Ray Dalio recommence. Vendredi, dans un article publié sur Substack, le fondateur de Bridgewater Associates a prévenu qu’une crise sérieuse de la dette souveraine américaine pourrait survenir « dans trois ans, à deux ans près », faute d’ajustement structurel des finances publiques. Sa recommandation ne varie pas d’un pouce depuis des mois : alléger les obligations, renforcer l’or, garder une petite position en Bitcoin. Ce qui change, c’est le contexte. L’alerte tombe la même semaine où le marché crypto s’envole justement grâce à une intervention du Trésor américain sur le marché obligataire.
Ce n’est pas la première fois que le milliardaire sonne l’alarme. Il évoquait déjà une possible « crise cardiaque » de la dette en septembre dernier, et recommandait 15 % de son portefeuille en or et Bitcoin dès juillet.
Sauf que cette fois, le chiffrage se précise. Les paiements liés à la dette américaine dépasseront cette année les recettes fédérales, pour atteindre 11 000 milliards de dollars, selon Dalio. Il évoque aussi une combinaison de déficits élevés, de charges d’intérêts croissantes et d’un risque de pénurie d’acheteurs pour les bons du Trésor, un cocktail qui pourrait précipiter la crise plus tôt que prévu par la plupart des observateurs.
Le chiffre impressionne, encore faut-il le lire comme Dalio le construit. Les 11 000 milliards de dollars ne sont pas le déficit de l’année, ni une facture que Washington règle d’un seul trait. Le fondateur de Bridgewater additionne environ 1 000 milliards d’intérêts et près de 10 000 milliards de principal à refinancer.
Face à des recettes fédérales d’environ 5 500 milliards, le service de la dette, intérêts plus tombées, pèse selon lui deux fois ce que l’État encaisse. Le trou budgétaire, lui, reste plutôt de l’ordre de 2 000 milliards.
L’alerte n’en est pas moins sérieuse : il faudra bien trouver des acheteurs pour rouler cette montagne. Mais présenter les 11 000 milliards comme si la dette « dépassait les recettes » jusqu’à ce montant, c’est coller deux notions distinctes. Dalio parle d’un mur de refinancement, pas d’un chèque unique. Il voyait déjà cette trajectoire en juin : la dette dépassait alors 39 200 milliards de dollars, avant de franchir les 40 000 milliards cette semaine.
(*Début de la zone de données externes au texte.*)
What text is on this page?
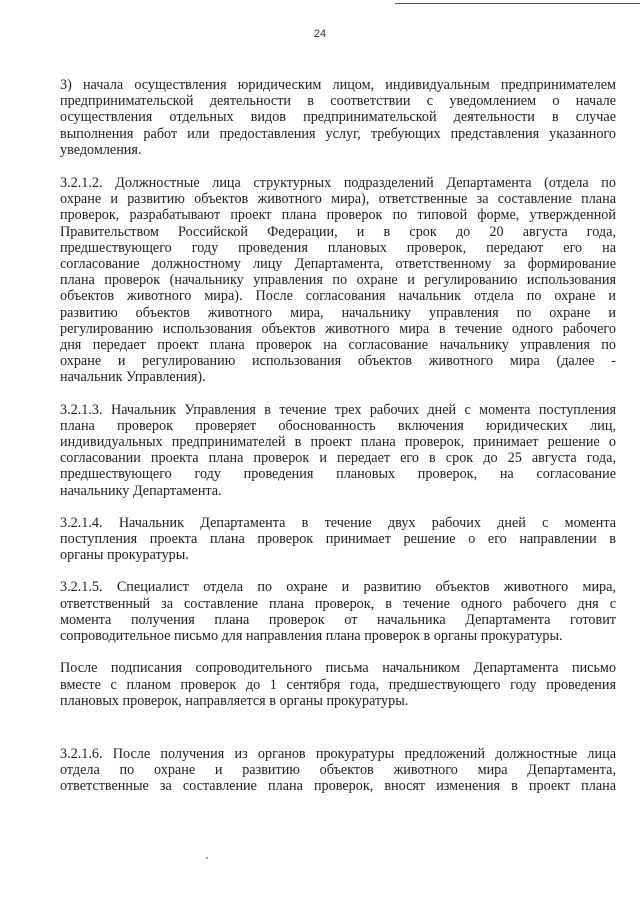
24

3) начала осуществления юридическим лицом, индивидуальным предпринимателем
предпринимательской деятельности в соответствии с уведомлением о начале
осуществления отдельных видов предпринимательской деятельности в случае
выполнения работ или предоставления услуг, требующих представления указанного
уведомления.

3.2.1.2. Должностные лица структурных подразделений Департамента (отдела по
охране и развитию объектов животного мира), ответственные за составление плана
проверок, разрабатывают проект плана проверок по типовой форме, утвержденной
Правительством Российской Федерации, и в срок до 20 августа года,
предшествующего году проведения плановых проверок, передают его на
согласование должностному лицу Департамента, ответственному за формирование
плана проверок (начальнику управления по охране и регулированию использования
объектов животного мира). После согласования начальник отдела по охране и
развитию объектов животного мира, начальнику управления по охране и
регулированию использования объектов животного мира в течение одного рабочего
дня передает проект плана проверок на согласование начальнику управления по
охране и регулированию использования объектов животного мира (далее -
начальник Управления).

3.2.1.3. Начальник Управления в течение трех рабочих дней с момента поступления
плана проверок проверяет обоснованность включения юридических лиц,
индивидуальных предпринимателей в проект плана проверок, принимает решение о
согласовании проекта плана проверок и передает его в срок до 25 августа года,
предшествующего году проведения плановых проверок, на согласование
начальнику Департамента.

3.2.1.4. Начальник Департамента в течение двух рабочих дней с момента
поступления проекта плана проверок принимает решение о его направлении в
органы прокуратуры.

3.2.1.5. Специалист отдела по охране и развитию объектов животного мира,
ответственный за составление плана проверок, в течение одного рабочего дня с
момента получения плана проверок от начальника Департамента готовит
сопроводительное письмо для направления плана проверок в органы прокуратуры.

После подписания сопроводительного письма начальником Департамента письмо
вместе с планом проверок до 1 сентября года, предшествующего году проведения
плановых проверок, направляется в органы прокуратуры.

3.2.1.6. После получения из органов прокуратуры предложений должностные лица
отдела по охране и развитию объектов животного мира Департамента,
ответственные за составление плана проверок, вносят изменения в проект плана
Dans son message, Dalio conseille de sous-pondérer les obligations et de placer 10 à 15 % d’un portefeuille en or, complété d’« un peu » de Bitcoin.
Il recommande aussi de diversifier vers des pays et des actifs financièrement plus sains que les États-Unis. Sa logique : la hausse de la dette forcera soit des taux plus élevés, soit la planche à billets, deux scénarios qui affaiblissent la monnaie et nourrissent l’inflation. Dans les deux cas, l’or et le Bitcoin en sortiraient renforcés face aux actifs adossés à l’État.
L’ironie n’échappe à personne cette semaine. Le doublement du programme de rachat d’obligations longues par le Trésor, de 2 à 4 milliards de dollars par opération, a justement déclenché le short squeeze qui a propulsé Bitcoin vers 79 500 dollars ces derniers jours.